Laboratório As Bases Genéticas dos Tumores da Tiroide, Universidade Federal de São Paulo, São Paulo, SP, Brazil.
Centro de Oncologia Molecular, Hospital Sírio-libanês, São Paulo, SP, Brazil.
BMC Med Genomics. 2019 Jul 9;12(1):104. doi: 10.1186/s12920-019-0552-1.
Different pathogenic germline mutations in the RET oncogene are identified in MEN 2, a hereditary syndrome characterized by medullary thyroid carcinoma (MTC) and other endocrine tumors. Although genetic predisposition is recognized, not all RET mutation carriers will develop the disease during their lifetime or, likewise, RET mutation carriers belonging to the same family may present clinical heterogeneity. It has been suggested that a single germline mutation might not be sufficient for development of MEN 2-associated tumors and a somatic bi-allelic alteration might be required. Here we investigated the presence of somatic second hit mutation in the RET gene in MTC.
We integrated Multiplex Ligation-dependent Probe Amplification (MLPA) and whole exome sequencing (WES) to search for copy number alteration (CNA) in the RET gene in MTC samples and medullary thyroid cell lines (TT and MZ-CR-1). We next found reads spanning exon-exon boundaries on RET, an indicative of retrocopy. We subsequently searched for RET retrocopies in the human reference genome (GRCh37) and in the 1000 Genomes Project data, by looking for reads reporting joined exons in the RET locus or distinct genomic regions. To determine RET retrocopy specificity and recurrence, DNA isolated from sporadic and MEN 2-associated MTC (n = 37), peripheral blood (n = 3) and papillary thyroid carcinomas with RET fusion (n = 10) samples were tested using PCR-sequencing methodology.
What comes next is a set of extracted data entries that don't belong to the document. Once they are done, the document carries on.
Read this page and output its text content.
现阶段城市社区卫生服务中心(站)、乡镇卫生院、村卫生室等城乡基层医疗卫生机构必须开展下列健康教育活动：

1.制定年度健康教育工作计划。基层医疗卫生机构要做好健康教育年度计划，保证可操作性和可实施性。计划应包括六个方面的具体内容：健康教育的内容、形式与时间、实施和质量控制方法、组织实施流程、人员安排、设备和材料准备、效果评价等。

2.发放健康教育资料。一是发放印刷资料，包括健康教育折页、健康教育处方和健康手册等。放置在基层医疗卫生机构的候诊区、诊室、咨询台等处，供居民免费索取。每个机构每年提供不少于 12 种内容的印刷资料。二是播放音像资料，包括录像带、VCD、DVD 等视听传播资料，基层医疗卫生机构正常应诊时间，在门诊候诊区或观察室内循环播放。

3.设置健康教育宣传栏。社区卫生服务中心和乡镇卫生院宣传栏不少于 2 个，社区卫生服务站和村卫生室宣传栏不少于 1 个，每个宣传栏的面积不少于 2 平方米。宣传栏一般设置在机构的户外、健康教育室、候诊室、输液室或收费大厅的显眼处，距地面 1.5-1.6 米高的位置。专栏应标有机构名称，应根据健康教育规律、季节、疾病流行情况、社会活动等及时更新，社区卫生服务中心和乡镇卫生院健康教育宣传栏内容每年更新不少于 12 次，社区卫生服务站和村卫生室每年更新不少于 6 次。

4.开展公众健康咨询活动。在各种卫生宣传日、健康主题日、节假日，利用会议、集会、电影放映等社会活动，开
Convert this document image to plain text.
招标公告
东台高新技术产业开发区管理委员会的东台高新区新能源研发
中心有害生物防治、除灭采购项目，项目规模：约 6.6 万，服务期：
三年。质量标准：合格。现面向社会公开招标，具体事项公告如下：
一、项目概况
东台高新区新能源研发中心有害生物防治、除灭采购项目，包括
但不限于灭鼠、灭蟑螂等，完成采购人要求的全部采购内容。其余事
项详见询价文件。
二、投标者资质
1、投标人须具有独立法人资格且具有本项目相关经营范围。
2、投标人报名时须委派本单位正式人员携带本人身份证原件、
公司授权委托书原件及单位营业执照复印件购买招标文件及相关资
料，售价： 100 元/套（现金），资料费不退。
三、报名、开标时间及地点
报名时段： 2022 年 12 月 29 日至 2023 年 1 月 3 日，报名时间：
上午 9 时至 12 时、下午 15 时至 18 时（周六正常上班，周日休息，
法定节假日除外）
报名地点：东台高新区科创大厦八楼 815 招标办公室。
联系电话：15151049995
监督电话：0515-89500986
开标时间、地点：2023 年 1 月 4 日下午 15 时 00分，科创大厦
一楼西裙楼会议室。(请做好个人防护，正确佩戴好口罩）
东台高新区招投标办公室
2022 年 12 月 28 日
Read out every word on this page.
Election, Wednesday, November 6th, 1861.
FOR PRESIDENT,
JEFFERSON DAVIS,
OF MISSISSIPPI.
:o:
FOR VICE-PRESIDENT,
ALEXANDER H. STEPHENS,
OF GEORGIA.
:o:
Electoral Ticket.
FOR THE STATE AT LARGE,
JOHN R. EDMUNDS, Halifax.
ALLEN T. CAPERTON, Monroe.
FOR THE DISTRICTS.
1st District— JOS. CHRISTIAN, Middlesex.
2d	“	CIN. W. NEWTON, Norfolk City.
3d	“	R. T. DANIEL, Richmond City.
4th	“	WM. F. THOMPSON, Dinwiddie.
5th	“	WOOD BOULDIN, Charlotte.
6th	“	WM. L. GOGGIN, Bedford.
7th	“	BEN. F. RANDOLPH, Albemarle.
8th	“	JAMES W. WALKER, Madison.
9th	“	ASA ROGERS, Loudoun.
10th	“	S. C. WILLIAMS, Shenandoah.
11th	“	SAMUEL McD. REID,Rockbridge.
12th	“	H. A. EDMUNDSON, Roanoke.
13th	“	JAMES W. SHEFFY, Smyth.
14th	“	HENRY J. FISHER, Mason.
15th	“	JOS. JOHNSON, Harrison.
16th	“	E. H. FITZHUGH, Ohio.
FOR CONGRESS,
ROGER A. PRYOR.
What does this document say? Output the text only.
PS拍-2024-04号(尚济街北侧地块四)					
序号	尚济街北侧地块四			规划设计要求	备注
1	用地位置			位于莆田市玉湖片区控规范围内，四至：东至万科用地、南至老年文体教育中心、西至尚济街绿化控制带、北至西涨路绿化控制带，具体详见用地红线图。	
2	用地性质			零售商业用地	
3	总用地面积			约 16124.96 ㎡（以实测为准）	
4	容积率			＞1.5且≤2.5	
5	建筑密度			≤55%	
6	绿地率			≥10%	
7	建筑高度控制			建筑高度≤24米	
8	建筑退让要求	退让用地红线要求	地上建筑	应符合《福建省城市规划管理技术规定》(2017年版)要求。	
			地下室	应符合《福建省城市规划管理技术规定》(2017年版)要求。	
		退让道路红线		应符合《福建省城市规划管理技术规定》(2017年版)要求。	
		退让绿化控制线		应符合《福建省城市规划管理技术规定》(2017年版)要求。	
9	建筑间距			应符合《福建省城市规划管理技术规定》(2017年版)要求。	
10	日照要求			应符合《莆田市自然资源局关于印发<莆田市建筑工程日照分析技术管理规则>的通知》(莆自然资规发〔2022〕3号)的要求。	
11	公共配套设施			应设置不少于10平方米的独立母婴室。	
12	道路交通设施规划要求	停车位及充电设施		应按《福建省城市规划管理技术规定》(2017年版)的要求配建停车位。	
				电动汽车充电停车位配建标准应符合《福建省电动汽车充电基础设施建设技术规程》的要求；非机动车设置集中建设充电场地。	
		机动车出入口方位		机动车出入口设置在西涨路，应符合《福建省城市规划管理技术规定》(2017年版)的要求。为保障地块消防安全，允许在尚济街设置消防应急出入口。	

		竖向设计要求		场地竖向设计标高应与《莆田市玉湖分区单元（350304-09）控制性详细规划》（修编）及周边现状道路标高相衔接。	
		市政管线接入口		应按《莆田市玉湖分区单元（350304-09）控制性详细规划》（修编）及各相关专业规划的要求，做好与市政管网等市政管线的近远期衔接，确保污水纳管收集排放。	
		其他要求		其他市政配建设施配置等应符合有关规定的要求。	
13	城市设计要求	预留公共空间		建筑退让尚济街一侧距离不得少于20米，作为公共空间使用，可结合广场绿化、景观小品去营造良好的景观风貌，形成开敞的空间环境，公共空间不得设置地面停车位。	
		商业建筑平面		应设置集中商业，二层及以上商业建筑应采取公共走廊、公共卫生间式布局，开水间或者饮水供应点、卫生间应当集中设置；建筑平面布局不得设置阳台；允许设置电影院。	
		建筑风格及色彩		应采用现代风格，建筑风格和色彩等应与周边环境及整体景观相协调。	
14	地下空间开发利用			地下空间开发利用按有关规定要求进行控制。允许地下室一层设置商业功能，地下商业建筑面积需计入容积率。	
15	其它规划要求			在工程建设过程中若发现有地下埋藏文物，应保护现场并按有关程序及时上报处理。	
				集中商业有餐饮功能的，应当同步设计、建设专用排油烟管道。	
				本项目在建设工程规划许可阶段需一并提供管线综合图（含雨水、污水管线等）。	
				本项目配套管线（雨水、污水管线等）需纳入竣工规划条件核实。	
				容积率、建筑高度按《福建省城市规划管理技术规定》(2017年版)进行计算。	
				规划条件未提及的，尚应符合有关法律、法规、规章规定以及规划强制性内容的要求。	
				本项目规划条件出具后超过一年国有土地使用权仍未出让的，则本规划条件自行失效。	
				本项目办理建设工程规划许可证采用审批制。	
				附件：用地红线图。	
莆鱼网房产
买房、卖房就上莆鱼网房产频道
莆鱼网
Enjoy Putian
Through MLPA we have found evidence of CNA in the RET gene in MTC samples and MTC cell lines. WES analysis reinforced the presence of the CNA and hinted for a retroposed copy of RET not found in the human reference genome and 1.000 Genomes Project. Extended analysis confirmed the presence of a somatic MTC-related retrocopy of RET in both sporadic and hereditary tumors. We further unveiled a recurrent (28%) novel point mutation (p.G548 V) found exclusively in the retrocopy of RET. The mutation was also found in cDNA of mutated samples, suggesting it might be functional.
We here report a somatic specific RET retroposed copy in MTC samples and cell lines. Our results support the idea that generation of retrocopies in somatic cells is likely to contribute to MTC genesis and progression.
在遗传性综合征 MEN 2 中,不同的 RET 致癌基因突变被确定为病因,该综合征的特征是甲状腺髓样癌(MTC)和其他内分泌肿瘤。尽管已经认识到遗传易感性,但并非所有 RET 突变携带者在其一生中都会患上这种疾病,同样,属于同一家庭的 RET 突变携带者也可能表现出临床异质性。有人提出,单个种系突变可能不足以导致 MEN 2 相关肿瘤的发生,可能需要体细胞双等位基因改变。在这里,我们研究了 MTC 中 RET 基因的体细胞二次打击突变的存在。
我们整合了多重连接依赖性探针扩增(MLPA)和全外显子组测序(WES),以搜索 MTC 样本和甲状腺髓样癌细胞系(TT 和 MZ-CR-1)中 RET 基因的拷贝数改变(CNA)。接下来,我们在 RET 上找到了跨越外显子-外显子边界的reads,这表明存在 retrocopy。随后,我们通过寻找报告在 RET 基因座或不同基因组区域中连接外显子的 reads,在人类参考基因组(GRCh37)和 1000 基因组计划数据中寻找 RET retrocopies。为了确定 RET retrocopy 的特异性和重现性,我们使用 PCR-测序方法测试了来自散发性和 MEN 2 相关 MTC(n=37)、外周血(n=3)和具有 RET 融合的甲状腺乳头状癌(n=10)样本的 DNA。
通过 MLPA,我们在 MTC 样本和 MTC 细胞系中发现了 RET 基因的 CNA 证据。WES 分析进一步证实了 CNA 的存在,并暗示了在人类参考基因组和 1000 基因组计划中未发现的 RET 反转录副本。扩展分析证实了在散发性和遗传性肿瘤中均存在与 MTC 相关的 RET 体细胞 retrocopy。我们进一步揭示了一种新的(28%)突变(p.G548V),仅在 RET 的 retrocopy 中发现。该突变也存在于突变样本的 cDNA 中,提示其可能具有功能。
我们在此报告了 MTC 样本和细胞系中存在体细胞特异性的 RET 反转录副本。我们的结果支持这样一种观点,即在体细胞中产生 retrocopies 可能有助于 MTC 的发生和进展。